Most of Amant’s time-based programming will occur at Géza, a 1800-square foot multipurpose building on campus for performances and screenings. In the fall, as conditions permit, Géza will host a screening
series featuring Grada Kilomba, Olivia Plender, Dora García, and Clara Ianni, whose cinematic works dissect and re-assemble history through found footage, news archives, and other epistolary documents
The selection committee for Amant’s New York residency includes Lauren Cornell, director of the graduate program and chief curator at the Center for Curatorial Studies at Bard College, Elvira Dyangani Ose, director of The Showroom in London, and Reem Fadda, director of the Abu-Dhabi Cultural Center, Abu-Dhabi.
Amant believes that art organizations can and should cultivate a new ecology of social relations by facilitating the flow of individuals, communities, and ideas.
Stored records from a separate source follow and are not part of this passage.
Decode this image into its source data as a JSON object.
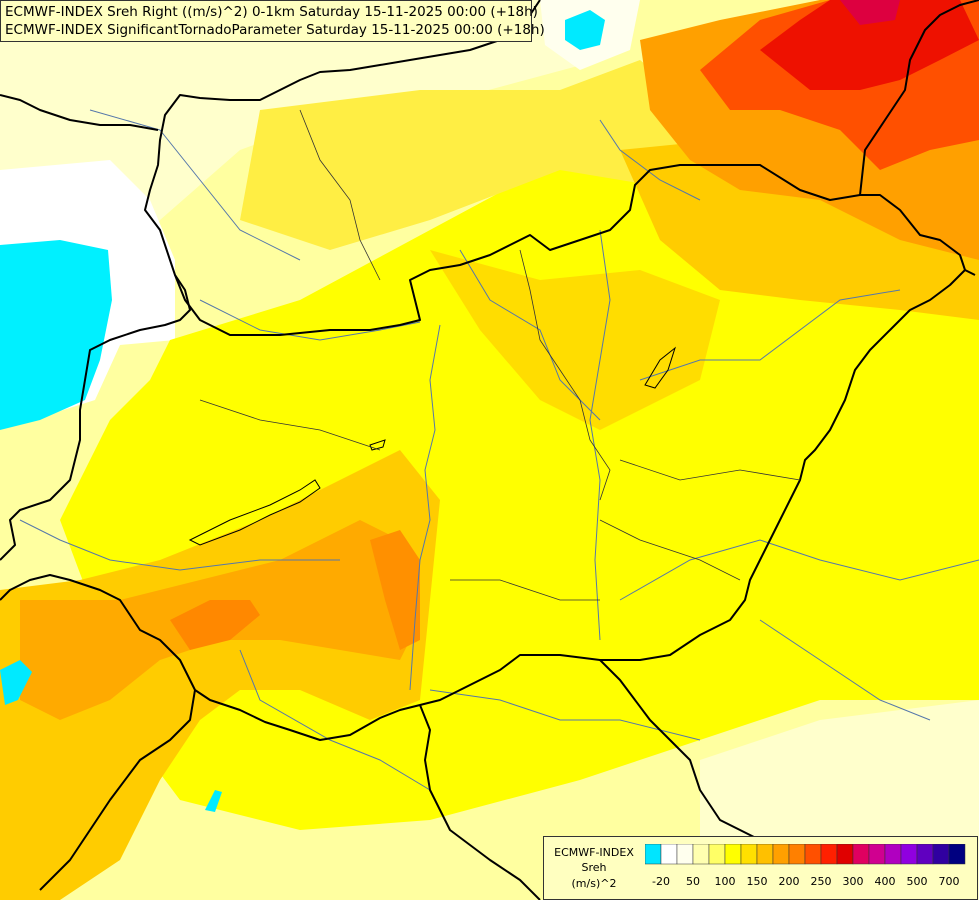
{
  "title_lines": [
    "ECMWF-INDEX Sreh Right ((m/s)^2) 0-1km Saturday 15-11-2025 00:00 (+18h)",
    "ECMWF-INDEX SignificantTornadoParameter Saturday 15-11-2025 00:00 (+18h)"
  ],
  "legend": {
    "model": "ECMWF-INDEX",
    "variable": "Sreh",
    "unit": "(m/s)^2",
    "colors": [
      "#00e5ff",
      "#ffffff",
      "#ffffee",
      "#ffffb0",
      "#ffff66",
      "#ffff00",
      "#ffe000",
      "#ffc000",
      "#ffa000",
      "#ff8000",
      "#ff5000",
      "#ff2000",
      "#e00000",
      "#e00060",
      "#d00090",
      "#b000c0",
      "#9000e0",
      "#6000c0",
      "#3000a0",
      "#000080"
    ],
    "ticks": [
      {
        "label": "-20",
        "index": 1
      },
      {
        "label": "50",
        "index": 3
      },
      {
        "label": "100",
        "index": 5
      },
      {
        "label": "150",
        "index": 7
      },
      {
        "label": "200",
        "index": 9
      },
      {
        "label": "250",
        "index": 11
      },
      {
        "label": "300",
        "index": 13
      },
      {
        "label": "400",
        "index": 15
      },
      {
        "label": "500",
        "index": 17
      },
      {
        "label": "700",
        "index": 19
      }
    ]
  }
}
One of Amant’s guiding principles is “slowing down” the art-making process by experimenting with different formats and focusing on long term collaborations over one-off commissions. More than “disciplines” Amant focus on “practices”, offering artists the time and conditions to crucially engage with their work. Amant is proud to be immersed in Brooklyn, home to thousands of artists, an environment that offers endless resources for inspiration and dialogue.
The Foundation also hosts two residency programs in New York and Siena that are at the center of its activities. By emphasizing this commitment to process, Amant remains responsive to the ever-changing
dynamics between artists, institutions, and their audiences. Amant is designed as an art campus, and its architecture was created to be responsive to the ethos of the program: A space for showing, broadcasting, and making things public, and at the same time, a space for reflectiveness and collaboration.
Lonti Ebers is a long-time art collector and supporter of contemporary art. Lonti hired the renowned architectural firm SO-IL to design Amant’s innovative performance and art complex. Lonti has served on the boards of several museums in both the US and abroad and is currently a trustee of New York’s Museum of Modern Art (MoMa), serves on the board of the Centre for Curatorial Studies at Bard College in Upstate New York, and sits on the European Committee of the Tate Gallery in London.
Ruth Estévez is a curator and stage designer. She is the co-curator of the 34th São Paulo Biennial, which opens in September 2021. From 2018 to 2020 she was Senior Curator-at-large at the Rose Art Museum
in Waltham, Massachusetts and curator of Idiorhythmias, the performance program at MACBA in Barcelona. She was Redcat Gallery Director in Los Angeles and Chief Curator at the Carrillo Gil Museum
in Mexico City, where she also founded LIGA, Space for architecture (2010-), a non-for-profit platform focused on spatial practices.